Leung, R., Findlater, L., McGrenere, J., Graf, P., and Yang, J. (2010). Multi-layered interfaces to improve older adults’ initial learnability of mobile applications. ACM Transactions on Accessible Computing (TACCESS), 3(1), Article 1, 30 pages.
Motivation: Mobile computing devices can offer older adults (ages 65+) support in their daily lives, but older adults often find such devices difficult to learn and use. One potential design approach to improve the learnability of mobile devices is a Multi-Layered (ML) interface, where novice users start with a reduced-functionality interface layer that only allows them to perform basic tasks, before progressing to a more complex interface layer when they are comfortable.
Research goal: We studied the effects of a ML interface on older adults’ performance in learning tasks on a mobile device.
Method: We conducted a controlled experiment with 16 older (ages 65–81) and 16 younger participants (age 21–36), who performed tasks on either a 2-layer or a nonlayered (control) address book application, implemented on a commercial smart phone.
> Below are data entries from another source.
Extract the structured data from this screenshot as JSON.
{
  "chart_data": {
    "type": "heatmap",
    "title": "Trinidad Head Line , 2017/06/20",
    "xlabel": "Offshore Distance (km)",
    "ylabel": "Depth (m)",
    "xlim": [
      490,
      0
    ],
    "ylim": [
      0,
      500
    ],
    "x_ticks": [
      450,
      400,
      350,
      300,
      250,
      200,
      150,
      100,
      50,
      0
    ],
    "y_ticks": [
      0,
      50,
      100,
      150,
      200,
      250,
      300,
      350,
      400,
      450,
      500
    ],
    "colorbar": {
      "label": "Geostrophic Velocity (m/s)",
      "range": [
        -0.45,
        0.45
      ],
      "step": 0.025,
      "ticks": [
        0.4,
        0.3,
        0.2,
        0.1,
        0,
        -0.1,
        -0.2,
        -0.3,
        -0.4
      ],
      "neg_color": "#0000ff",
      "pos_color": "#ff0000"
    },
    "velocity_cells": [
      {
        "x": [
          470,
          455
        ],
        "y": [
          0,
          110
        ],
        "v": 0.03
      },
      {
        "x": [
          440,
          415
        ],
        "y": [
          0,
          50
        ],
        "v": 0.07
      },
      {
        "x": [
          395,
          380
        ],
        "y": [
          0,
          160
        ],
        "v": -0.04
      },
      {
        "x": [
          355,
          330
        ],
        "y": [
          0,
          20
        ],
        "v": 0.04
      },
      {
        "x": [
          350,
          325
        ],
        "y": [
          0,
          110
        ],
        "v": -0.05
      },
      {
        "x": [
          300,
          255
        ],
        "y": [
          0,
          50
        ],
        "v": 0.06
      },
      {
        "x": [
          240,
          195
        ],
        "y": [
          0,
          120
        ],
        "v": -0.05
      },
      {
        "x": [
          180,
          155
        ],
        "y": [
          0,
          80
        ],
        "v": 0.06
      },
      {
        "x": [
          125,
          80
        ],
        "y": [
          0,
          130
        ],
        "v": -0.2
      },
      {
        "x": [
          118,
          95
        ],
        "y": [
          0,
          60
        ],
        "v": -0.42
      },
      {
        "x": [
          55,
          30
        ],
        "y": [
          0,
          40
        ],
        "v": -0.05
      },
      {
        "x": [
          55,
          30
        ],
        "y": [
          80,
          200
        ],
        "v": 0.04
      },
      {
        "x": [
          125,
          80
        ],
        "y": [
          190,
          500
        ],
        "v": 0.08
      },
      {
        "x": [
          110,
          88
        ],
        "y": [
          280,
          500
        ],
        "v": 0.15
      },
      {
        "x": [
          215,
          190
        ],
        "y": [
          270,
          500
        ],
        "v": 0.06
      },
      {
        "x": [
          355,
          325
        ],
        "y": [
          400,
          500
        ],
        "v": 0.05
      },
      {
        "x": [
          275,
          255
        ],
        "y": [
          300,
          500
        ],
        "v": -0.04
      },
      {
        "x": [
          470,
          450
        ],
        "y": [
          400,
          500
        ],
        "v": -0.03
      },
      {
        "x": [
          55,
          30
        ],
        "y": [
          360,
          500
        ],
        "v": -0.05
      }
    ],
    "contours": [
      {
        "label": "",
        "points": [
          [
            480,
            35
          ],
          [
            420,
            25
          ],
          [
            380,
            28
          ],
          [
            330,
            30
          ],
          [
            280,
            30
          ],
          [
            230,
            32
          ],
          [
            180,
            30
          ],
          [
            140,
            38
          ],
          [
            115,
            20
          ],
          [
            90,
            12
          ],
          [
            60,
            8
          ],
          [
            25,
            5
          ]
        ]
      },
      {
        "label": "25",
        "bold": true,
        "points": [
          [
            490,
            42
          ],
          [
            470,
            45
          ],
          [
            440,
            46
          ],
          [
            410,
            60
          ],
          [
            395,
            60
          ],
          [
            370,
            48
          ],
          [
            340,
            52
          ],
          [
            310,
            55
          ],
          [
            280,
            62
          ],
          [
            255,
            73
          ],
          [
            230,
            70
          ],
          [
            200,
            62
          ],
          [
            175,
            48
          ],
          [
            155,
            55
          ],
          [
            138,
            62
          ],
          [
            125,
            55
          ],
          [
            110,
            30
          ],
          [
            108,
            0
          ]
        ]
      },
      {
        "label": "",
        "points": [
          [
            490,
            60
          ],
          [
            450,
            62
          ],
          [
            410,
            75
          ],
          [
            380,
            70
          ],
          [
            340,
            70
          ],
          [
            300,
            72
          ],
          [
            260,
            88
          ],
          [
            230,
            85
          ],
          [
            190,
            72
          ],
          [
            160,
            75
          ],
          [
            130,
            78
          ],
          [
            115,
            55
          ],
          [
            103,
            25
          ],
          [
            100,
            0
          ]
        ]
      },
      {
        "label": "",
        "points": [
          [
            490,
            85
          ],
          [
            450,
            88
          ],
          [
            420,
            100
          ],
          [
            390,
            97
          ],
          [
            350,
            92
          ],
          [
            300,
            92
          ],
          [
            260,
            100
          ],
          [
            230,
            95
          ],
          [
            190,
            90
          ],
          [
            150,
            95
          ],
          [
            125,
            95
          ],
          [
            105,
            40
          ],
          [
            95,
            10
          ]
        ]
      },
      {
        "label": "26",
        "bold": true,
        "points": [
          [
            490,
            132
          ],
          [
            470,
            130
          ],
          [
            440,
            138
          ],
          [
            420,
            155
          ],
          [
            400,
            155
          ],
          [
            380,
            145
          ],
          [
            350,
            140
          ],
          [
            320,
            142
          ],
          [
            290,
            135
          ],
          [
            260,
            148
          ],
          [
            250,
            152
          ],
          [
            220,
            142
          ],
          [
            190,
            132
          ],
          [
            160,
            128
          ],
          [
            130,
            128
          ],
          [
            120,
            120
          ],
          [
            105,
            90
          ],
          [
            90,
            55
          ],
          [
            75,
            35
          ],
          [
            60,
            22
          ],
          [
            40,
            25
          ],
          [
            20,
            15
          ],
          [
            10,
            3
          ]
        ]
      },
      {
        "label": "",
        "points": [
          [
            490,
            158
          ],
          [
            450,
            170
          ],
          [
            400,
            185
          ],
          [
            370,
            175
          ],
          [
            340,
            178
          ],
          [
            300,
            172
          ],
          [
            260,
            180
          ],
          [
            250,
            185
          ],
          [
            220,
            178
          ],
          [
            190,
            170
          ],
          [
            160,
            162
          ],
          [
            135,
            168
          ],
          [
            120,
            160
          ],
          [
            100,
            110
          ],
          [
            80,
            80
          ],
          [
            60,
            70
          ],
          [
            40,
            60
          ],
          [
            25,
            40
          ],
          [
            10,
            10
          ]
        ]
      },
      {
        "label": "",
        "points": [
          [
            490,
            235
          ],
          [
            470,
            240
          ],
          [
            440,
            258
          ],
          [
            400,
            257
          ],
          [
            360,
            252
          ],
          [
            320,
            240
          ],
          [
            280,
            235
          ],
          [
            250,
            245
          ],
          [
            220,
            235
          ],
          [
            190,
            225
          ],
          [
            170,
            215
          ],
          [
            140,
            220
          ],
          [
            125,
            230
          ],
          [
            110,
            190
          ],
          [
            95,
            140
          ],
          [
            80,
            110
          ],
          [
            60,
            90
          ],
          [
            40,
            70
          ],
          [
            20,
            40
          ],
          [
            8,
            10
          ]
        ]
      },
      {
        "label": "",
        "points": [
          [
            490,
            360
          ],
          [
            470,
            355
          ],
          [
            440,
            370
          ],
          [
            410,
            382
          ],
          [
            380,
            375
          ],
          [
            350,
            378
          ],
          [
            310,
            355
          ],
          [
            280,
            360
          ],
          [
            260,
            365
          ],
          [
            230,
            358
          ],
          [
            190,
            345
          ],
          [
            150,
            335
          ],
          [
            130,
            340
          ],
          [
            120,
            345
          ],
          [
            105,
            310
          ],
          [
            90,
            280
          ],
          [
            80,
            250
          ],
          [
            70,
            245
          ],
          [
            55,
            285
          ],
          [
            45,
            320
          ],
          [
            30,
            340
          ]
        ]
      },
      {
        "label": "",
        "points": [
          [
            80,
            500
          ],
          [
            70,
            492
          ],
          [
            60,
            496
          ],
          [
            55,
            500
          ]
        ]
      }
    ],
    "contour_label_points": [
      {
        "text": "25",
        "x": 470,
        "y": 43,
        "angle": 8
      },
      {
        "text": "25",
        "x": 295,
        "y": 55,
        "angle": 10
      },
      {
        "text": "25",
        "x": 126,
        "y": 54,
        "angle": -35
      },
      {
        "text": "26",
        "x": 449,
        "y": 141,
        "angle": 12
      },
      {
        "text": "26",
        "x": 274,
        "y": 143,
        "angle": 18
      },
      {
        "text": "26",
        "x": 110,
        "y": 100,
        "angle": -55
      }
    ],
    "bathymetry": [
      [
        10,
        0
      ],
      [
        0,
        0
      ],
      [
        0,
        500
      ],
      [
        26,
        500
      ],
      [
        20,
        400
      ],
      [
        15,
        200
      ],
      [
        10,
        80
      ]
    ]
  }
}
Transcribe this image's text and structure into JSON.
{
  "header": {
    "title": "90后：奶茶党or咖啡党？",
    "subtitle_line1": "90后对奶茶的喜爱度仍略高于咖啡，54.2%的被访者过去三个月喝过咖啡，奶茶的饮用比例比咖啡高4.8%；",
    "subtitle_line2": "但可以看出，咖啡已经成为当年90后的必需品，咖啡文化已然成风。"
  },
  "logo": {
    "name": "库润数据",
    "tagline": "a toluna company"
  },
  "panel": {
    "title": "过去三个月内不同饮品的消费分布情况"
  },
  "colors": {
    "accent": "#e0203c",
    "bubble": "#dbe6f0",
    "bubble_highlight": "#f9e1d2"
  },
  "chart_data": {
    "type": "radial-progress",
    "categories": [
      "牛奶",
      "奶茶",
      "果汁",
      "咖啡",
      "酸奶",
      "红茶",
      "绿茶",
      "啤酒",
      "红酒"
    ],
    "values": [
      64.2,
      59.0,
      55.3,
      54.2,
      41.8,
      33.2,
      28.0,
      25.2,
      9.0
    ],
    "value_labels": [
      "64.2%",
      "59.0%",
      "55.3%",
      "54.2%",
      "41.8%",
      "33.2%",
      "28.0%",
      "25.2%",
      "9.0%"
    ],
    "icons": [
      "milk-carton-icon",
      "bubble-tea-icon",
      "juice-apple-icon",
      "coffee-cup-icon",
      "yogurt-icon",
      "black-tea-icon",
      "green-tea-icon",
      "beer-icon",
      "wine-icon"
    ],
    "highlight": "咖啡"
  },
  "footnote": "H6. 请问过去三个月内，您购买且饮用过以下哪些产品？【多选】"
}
Results: We found that the ML interface’s Reduced-Functionality layer, compared to the control’s Full-Functionality layer, better helped users to master a set of basic tasks and to retain that ability 30 minutes later. When users transitioned from the Reduced-Functionality to the Full-Functionality interface layer, their performance on the previously learned tasks was negatively affected, but no negative impact was found on learning new, advanced tasks. Overall, the ML interface provided greater benefit for older participants than for younger participants in terms of task completion time during initial learning, perceived complexity, and preference. We discuss how the ML interface approach is suitable for improving the learnability of mobile applications, particularly for older adults.